People behind seals
Seals and sealings are more than miniature artworks or administrative tools: they encapsulate the person who owned them and were deeply embedded in the social practices of ancient West Asia. Every seal impression not only secured a tablet, a door, or a vessel, but also marked the presence of an individual within a network of relationships. Through their use, seals created visibility for people, offices, and institutions that would otherwise remain invisible in the archaeological record.
Social practice
The act of sealing was never merely mechanical. When a cylinder seal was rolled across a soft clay surface, it produced a visible and durable trace of personal presence and accountability, often during property-related transactions and in hierarchical settings. Sealing was essential for effective contracts, secure storage rooms, and authenticated correspondence, embedding human action within broader administrative, economic, and, more generally, social and religious frameworks.
Because seals were personalised objects—often carried on the body like jewellery or amulets—their use was also part of an individual’s self-representation. To employ a seal was to perform authority, social status, or family identity in a way that could be seen and recognised by others. Sealing thus reveals the social fabric of daily life: who could issue orders, who handled goods, and who interacted with institutional authorities. By studying these practices, researchers gain insight into the subtle but powerful ways in which social order was created and maintained, displayed and manipulated.
Example: A tablet from Nippur
Date: Ur III period, ca. 2100–2000 BCE (reign of Šulgi, year 36, month 12)
Inscription: “Of Šulgi, valiant hero, king of Ur, is Ur-Dumuzi, the judge, his servant.”
Image: Encounter between a seated king and a man who is led by a female deity.
Source: CBS5136 – The Penn Museum Online Collection
Credit: Penn Museum, unrestricted use for educational purposes.
The inscription on the cylinder seal impressed on this cuneiform tablet from the ancient city of Nippur identifies the seal owner as Ur-Dumuzi, a judge who served under king Šulgi of Ur. But a name is not yet a person. The same name might appear dozens of times across the cuneiform record, referring to different individuals. To move from a textual reference to a historical person, researchers rely on a combination of distinguishing attributes, such as title, profession, family, institutional or hierarchical affiliation (patronyms, servant of), as well as on chronological or contextual clues.
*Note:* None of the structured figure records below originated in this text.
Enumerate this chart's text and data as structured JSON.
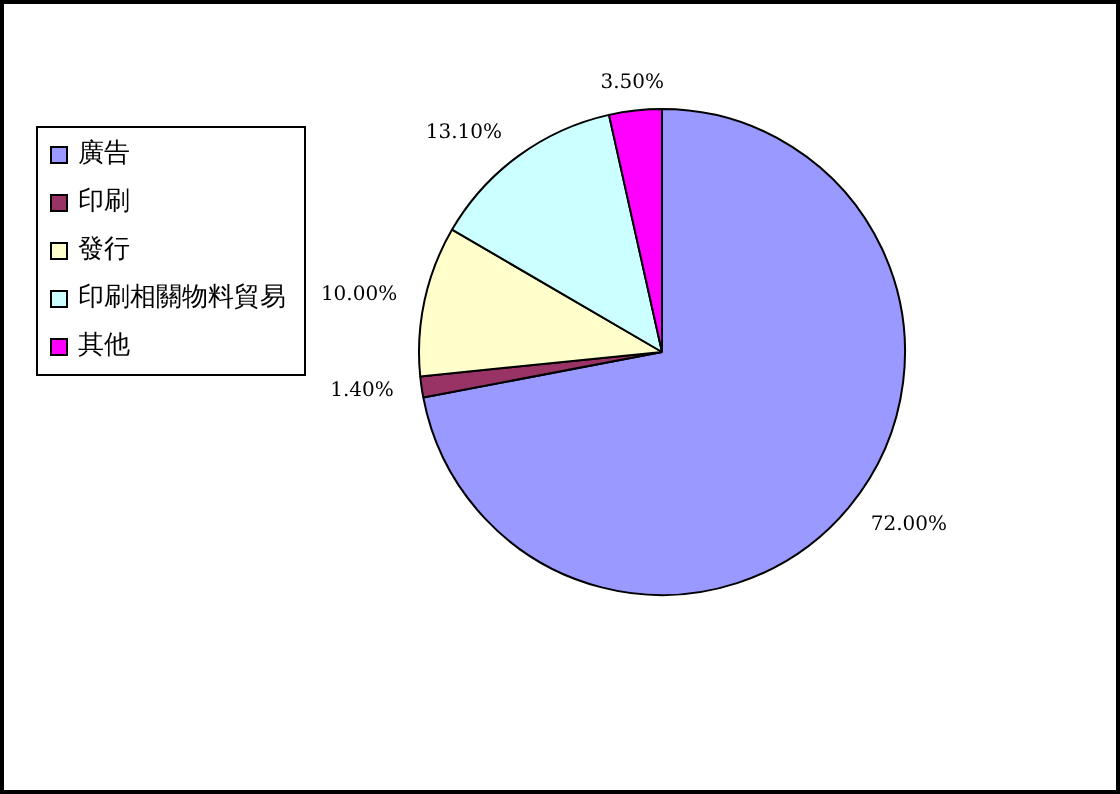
{
  "chart_data": {
    "type": "pie",
    "categories": [
      "廣告",
      "印刷",
      "發行",
      "印刷相關物料貿易",
      "其他"
    ],
    "values": [
      72,
      1.4,
      10,
      13.1,
      3.5
    ],
    "colors": [
      "#9999ff",
      "#993366",
      "#ffffcc",
      "#ccffff",
      "#ff00ff"
    ],
    "value_labels": [
      "72.00%",
      "1.40%",
      "10.00%",
      "13.10%",
      "3.50%"
    ],
    "legend": "left"
  }
}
When “Ur-Dumuzi, judge, servant of Šulgi” appears on multiple documents from the same period and region, scholars will treat these attestations as referring to a single individual.
This process of disambiguation transforms scattered names into identifiable agents. Once individuals can be distinguished, their roles and co-occurrences with others—as witnesses, superiors, husbands, or business transaction partners—reveal patterns of interaction. A judge who regularly appears alongside the same scribes, merchants, or temple officials is not an isolated name, but a node within a retrievable social network. KIŠIB facilitates this process by treating persons as entities that can be followed through a variety of sources, enabling researchers to trace how individuals moved through institutions and interacted with others over time.
Access to people
Unlike royal inscriptions or monumental texts, sealings preserve the names, actions, and symbols of people who would otherwise remain invisible. A single impression might point to an official overseeing deliveries, a merchant engaged in long-distance trade, or a family member protecting property. These traces allow researchers to reconstruct roles and responsibilities that are rarely documented elsewhere.
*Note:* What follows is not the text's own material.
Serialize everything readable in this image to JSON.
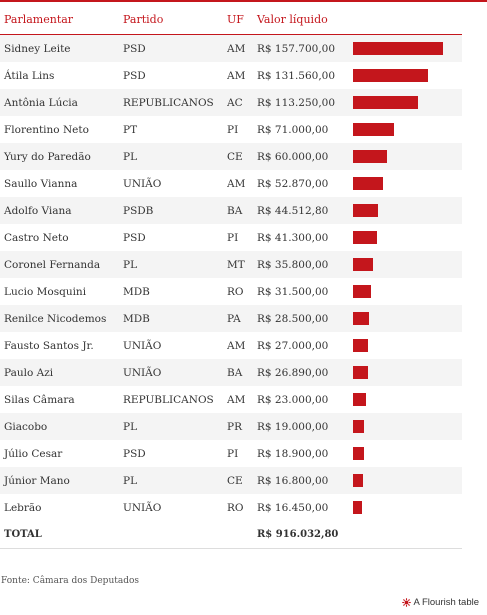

By comparing the occurrence of seals across sites, collections, and time periods, scholars can begin to map the presence of individuals and offices within more expansive social landscapes. Sealings link people to institutions such as palaces, temples, or households, as well as to objects such as tablets, jars, or storerooms with their contents. They can reveal family ties, patterns of professional affiliation, and lines of patronage or dependency. In this sense, the study of seal inscriptions and of seal impressions on written artefacts is a valuable and prime source for reconstructing prosopographies: piecing together the lives of people from scattered references. Through the cumulative evidence of thousands of impressions, we can trace networks of interaction that connect different levels of society, from high officials to ordinary craftspeople. And we can connect written signs with pictorial forms, thereby analysing multimodal forms of communication in local, regional, and interregional contexts.
Exploring ancient networks with KIŠIB
KIŠIB models individuals, offices, and institutions as distinct entities, each with its own identifier. This means that a seal owner is not simply a name in a catalogue entry, but a node that can be connected to other attestations across the corpus—and beyond. By integrating with external resources and collaborating with text-centred cuneiform corpus projects, users will be able to trace a person from a single seal to their broader presence in the sealed artefact and the cuneiform record.
In practice, this enables queries that were previously prohibitively time-consuming to answer: Which officials appear together on documents from both Nippur and Ur? How were seal motifs transmitted within families? Did seals and sealing practices differ between professional groups? Who borrowed their seals to whom? Where does a seal reappear after a gap of decades and through whose intervention? Do seals owned by women differ? And how do divine names relate to seal imagery or seal owners? KIŠIB will provide the filters, visualisations, and export options to systematically pursue such questions. By treating seals and their imagery not as isolated objects or artworks but as intersections of people, events, places, and institutions, the corpus transforms cataloguing into social history.